Stemming Afschaffing van de verplichte maatschappelijke stage



Verslag van de vergadering van 17 juni 2014 (2013/2014 nr. 34)

Aanvang: 13.37 uur

Status: gerectificeerd


Stemming Afschaffing van de verplichte maatschappelijke stage

Aan de orde is de stemming in verband met het wetsvoorstel Wijziging van de Wet op het voortgezet onderwijs en de Wet voortgezet onderwijs BES in verband met het vervangen van de verplichte maatschappelijke stage door een facultatief programmaonderdeel, het invoeren van de vakbenaming Latijnse en Griekse taal en cultuur en het schrappen van het verplichte vak algemene natuurwetenschappen uit het gemeenschappelijk deel van de vwo-profielen (33740) .

(Zie vergadering van 10 juni 2014.)


De voorzitter:

Ik heet de minister van Sociale Zaken en Werkgelegenheid, die namens de regering bij de stemmingen aanwezig is, van harte welkom in de Eerste Kamer.

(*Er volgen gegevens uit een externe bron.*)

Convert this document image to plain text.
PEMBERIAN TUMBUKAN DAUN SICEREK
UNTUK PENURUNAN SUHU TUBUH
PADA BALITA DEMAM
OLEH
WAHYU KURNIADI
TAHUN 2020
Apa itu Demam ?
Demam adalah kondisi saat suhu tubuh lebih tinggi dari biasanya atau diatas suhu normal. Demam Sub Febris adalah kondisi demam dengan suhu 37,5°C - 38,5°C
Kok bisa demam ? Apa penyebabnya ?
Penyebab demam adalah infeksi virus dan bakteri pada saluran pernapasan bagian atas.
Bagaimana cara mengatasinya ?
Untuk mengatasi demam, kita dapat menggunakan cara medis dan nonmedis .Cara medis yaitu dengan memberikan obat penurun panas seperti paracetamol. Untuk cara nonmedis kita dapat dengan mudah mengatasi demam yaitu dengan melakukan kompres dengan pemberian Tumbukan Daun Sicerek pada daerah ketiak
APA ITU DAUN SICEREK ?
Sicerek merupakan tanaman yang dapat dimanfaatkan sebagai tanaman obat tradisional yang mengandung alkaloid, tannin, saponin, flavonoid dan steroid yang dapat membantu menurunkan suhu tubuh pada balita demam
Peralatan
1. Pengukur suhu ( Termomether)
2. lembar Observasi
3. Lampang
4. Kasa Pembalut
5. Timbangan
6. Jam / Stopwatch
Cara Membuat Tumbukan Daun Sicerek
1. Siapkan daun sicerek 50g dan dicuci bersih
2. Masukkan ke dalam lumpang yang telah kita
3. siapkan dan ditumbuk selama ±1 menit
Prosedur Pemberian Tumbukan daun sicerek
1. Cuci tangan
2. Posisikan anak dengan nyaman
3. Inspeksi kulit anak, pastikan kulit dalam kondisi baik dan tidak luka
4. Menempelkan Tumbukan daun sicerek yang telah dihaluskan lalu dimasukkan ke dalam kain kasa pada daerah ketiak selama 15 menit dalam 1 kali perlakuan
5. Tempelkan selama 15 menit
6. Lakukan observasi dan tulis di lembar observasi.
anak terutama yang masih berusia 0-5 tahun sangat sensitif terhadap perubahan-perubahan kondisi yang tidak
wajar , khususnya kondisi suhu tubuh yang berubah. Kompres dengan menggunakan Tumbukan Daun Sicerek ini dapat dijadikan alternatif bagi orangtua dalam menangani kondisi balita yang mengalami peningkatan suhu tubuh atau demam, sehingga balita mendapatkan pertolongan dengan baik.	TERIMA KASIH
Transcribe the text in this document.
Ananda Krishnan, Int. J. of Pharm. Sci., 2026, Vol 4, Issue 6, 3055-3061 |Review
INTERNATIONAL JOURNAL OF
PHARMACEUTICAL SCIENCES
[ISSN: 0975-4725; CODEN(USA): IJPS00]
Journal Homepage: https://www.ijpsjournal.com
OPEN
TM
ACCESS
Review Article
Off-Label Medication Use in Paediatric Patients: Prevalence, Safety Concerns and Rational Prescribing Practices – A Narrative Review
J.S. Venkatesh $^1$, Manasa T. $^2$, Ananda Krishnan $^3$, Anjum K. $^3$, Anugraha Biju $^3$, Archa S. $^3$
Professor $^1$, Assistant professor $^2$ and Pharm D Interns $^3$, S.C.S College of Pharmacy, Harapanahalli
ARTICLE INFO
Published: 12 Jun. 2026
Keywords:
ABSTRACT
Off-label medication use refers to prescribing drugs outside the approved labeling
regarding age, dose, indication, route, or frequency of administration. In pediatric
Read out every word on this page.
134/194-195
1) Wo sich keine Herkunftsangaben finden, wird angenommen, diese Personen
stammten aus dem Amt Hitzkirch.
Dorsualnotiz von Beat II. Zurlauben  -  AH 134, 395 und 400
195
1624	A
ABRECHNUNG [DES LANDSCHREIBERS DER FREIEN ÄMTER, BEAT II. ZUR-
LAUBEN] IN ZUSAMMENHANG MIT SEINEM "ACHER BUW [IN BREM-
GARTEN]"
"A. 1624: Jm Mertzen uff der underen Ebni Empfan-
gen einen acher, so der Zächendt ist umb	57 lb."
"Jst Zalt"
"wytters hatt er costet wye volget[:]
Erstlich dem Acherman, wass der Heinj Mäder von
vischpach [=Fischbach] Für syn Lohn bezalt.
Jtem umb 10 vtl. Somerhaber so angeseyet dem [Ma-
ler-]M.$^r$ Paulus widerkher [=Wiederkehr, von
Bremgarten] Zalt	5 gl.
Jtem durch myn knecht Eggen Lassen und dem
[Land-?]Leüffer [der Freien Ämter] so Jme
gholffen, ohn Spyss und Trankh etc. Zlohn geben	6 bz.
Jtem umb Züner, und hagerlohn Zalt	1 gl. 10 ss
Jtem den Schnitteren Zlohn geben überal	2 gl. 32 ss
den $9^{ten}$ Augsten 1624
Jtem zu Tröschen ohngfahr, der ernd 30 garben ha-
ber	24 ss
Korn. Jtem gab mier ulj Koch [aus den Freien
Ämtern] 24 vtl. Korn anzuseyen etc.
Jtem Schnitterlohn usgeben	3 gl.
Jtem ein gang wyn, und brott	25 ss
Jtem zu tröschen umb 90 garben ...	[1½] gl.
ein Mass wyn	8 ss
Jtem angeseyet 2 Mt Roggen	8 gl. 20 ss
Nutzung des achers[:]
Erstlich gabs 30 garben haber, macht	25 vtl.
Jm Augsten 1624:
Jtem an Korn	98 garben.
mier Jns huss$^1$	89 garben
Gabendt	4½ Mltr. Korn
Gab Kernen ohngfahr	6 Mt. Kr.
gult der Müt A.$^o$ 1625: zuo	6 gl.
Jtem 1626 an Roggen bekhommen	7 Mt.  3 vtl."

Ik geef gelegenheid tot het afleggen van stemverklaringen vooraf.


De heer Sörensen i (PVV):

Voorzitter. De staatssecretaris begon vorige week met te zeggen dat hij de wet eigenlijk in drieën had moeten delen. Het is jammer dat hij dat niet heeft gedaan, want dan hadden wij voor twee derde met de wet mee kunnen gaan. Het vak algemene natuurwetenschappen wordt uit het gemeenschappelijk deel van het vwo geschrapt. Voor ons is dat symptomatisch voor de verschraling van het onderwijs. Dat is de reden waarom wij tegen deze wet gaan stemmen.


Mevrouw Gerkens i (SP):

Voorzitter. Drie jaar geleden voerden wij met brede steun de verplichte maatschappelijke stage in. Drie jaar later schaffen wij iets af dat na veel pijn en moeite goed loopt en waar iedereen enthousiast over is. Er zijn voor de SP onvoldoende waarborgen om erop te kunnen vertrouwen dat de maatschappelijke stage vrijwillig grootschalig voortgang zal kunnen vinden. Daarom zullen wij tegen deze wet stemmen.

In stemming komt het wetsvoorstel.

De voorzitter:

Ik constateer dat de aanwezige leden van de fracties van de VVD, de PvdA, D66, de SGP en GroenLinks voor dit wetsvoorstel hebben gestemd en de aanwezige leden van de fracties van de PVV, het CDA, de ChristenUnie, de SP, de PvdD, de OSF en 50PLUS ertegen, zodat het is aangenomen.